Laser ablation ICP-MS is a technique used for direct analysis of solid samples and is widely becoming a technique commonly used to measure trace elements in marine calcifiers.
At UC-Davis, I helped develop the lab protocol for analyzing foraminifera and worked with students and other researchers to analyze trace elements in oysters, otoliths, speleothems, mussels, olivella shells, and tree cores.
The image at the left is an example of a laser ablation depth profile of a foram I analyzed using the LA-ICP-MS system at UCD. This is an amazing technique for linking growth conditions to shell geochemistry. For example, in the specimen below (Orbulina universa) the foraminifer was grown in seawater with elevated Ba/Ca ratios (4x ambient) during the day and ambient seawater at night. By using a low repetition rate and low energy density we are even able to resolve thin inner calcite banding (data between 2-10 seconds). These inner calcite Mg bands occur across a few microns of calcite. This shell was analyzed as part of a culture study where we modified light conditions to assess controls on the Mg/Ca banding in this species (in prep).
Learn more about laser ablation techniques and why a 'foram standard' is useful for within and between analytical sessions here.
Are you using the laser for sample analyses? LA Tools is a free, online program for reducing laser data. The program greatly reduces the time it takes to analyze data, generate data tables, AND (importantly) provides a handy mechanism for zipping your data for sharing with your publication. Access LA tools HERE.
A few highlighted studies that relied on LA for the trace element data:
2017: We used LA-ICP-MS to analyze shells cultured for assess mechanisms responsible for diurnal Mg-banding in N. dutertrei and have developed a new model for how this species adds calcite throughout its ontogeny. (Published in Nature Communications)

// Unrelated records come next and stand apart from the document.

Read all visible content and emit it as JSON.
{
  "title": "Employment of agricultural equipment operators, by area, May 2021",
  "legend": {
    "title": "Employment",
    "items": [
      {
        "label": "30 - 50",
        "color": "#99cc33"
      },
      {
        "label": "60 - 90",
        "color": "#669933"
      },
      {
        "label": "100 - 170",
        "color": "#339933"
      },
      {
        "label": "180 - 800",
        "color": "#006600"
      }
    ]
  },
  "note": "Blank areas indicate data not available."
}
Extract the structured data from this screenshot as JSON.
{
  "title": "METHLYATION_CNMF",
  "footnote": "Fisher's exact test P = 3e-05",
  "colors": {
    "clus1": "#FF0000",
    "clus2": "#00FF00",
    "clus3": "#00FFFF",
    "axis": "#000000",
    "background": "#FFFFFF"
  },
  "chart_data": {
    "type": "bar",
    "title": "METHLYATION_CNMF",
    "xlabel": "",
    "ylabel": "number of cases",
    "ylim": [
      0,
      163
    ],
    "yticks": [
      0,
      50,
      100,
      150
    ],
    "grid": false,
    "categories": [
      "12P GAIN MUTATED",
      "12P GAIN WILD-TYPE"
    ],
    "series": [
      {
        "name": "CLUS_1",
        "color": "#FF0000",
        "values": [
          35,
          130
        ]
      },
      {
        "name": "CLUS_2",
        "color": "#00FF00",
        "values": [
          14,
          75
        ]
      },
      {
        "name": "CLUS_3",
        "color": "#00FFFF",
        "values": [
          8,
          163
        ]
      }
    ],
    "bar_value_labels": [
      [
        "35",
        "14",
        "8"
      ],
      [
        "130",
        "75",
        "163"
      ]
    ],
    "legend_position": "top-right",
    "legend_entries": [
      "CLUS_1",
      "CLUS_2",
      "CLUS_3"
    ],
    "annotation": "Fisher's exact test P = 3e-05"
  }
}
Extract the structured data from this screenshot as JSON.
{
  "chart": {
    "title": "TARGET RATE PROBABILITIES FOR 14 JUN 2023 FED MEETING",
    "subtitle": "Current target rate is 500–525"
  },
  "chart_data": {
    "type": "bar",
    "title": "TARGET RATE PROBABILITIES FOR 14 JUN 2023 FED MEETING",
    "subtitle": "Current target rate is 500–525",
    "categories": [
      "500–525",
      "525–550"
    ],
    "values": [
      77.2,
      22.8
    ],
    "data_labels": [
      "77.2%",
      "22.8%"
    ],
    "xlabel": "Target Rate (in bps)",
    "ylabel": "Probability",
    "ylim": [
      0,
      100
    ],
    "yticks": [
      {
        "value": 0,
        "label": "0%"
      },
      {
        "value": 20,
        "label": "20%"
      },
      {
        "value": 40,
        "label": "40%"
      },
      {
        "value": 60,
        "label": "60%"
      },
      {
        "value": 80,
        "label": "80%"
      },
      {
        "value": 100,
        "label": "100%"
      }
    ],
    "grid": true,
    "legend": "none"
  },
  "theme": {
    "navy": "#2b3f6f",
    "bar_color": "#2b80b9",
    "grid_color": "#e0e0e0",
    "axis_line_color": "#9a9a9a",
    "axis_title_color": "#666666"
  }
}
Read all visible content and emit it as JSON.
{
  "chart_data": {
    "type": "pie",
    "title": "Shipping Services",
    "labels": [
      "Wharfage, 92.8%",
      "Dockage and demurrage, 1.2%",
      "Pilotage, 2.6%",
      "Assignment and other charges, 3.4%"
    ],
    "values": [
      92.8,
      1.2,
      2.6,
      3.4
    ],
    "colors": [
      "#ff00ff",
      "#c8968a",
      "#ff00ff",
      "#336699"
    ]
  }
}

2020: We published a paper comparing laser-based and solution-based TE/Ca analyses (results focus on Mg and Sr data only). We demonstrate that laser based and solution analyses compare quite well, but for multi chambered foraminifera, it is important to analyze ALL of the chambers in order to generate mean trace element averages that agree with the solution based data. In a separate manuscript, OSU graduate student Theresa Fritz-Endres used LA to assess the effects of cleaning on trace elements in the non-spinose foraminifera. (These studies were published in G-cubed)
2022: OSU PhD student Theresa Fritz-Endres use LA to analyze foraminifera to establish the utility of Ba/Ca ratios in non-spinose foraminifera as a proxy for paleoproductivity.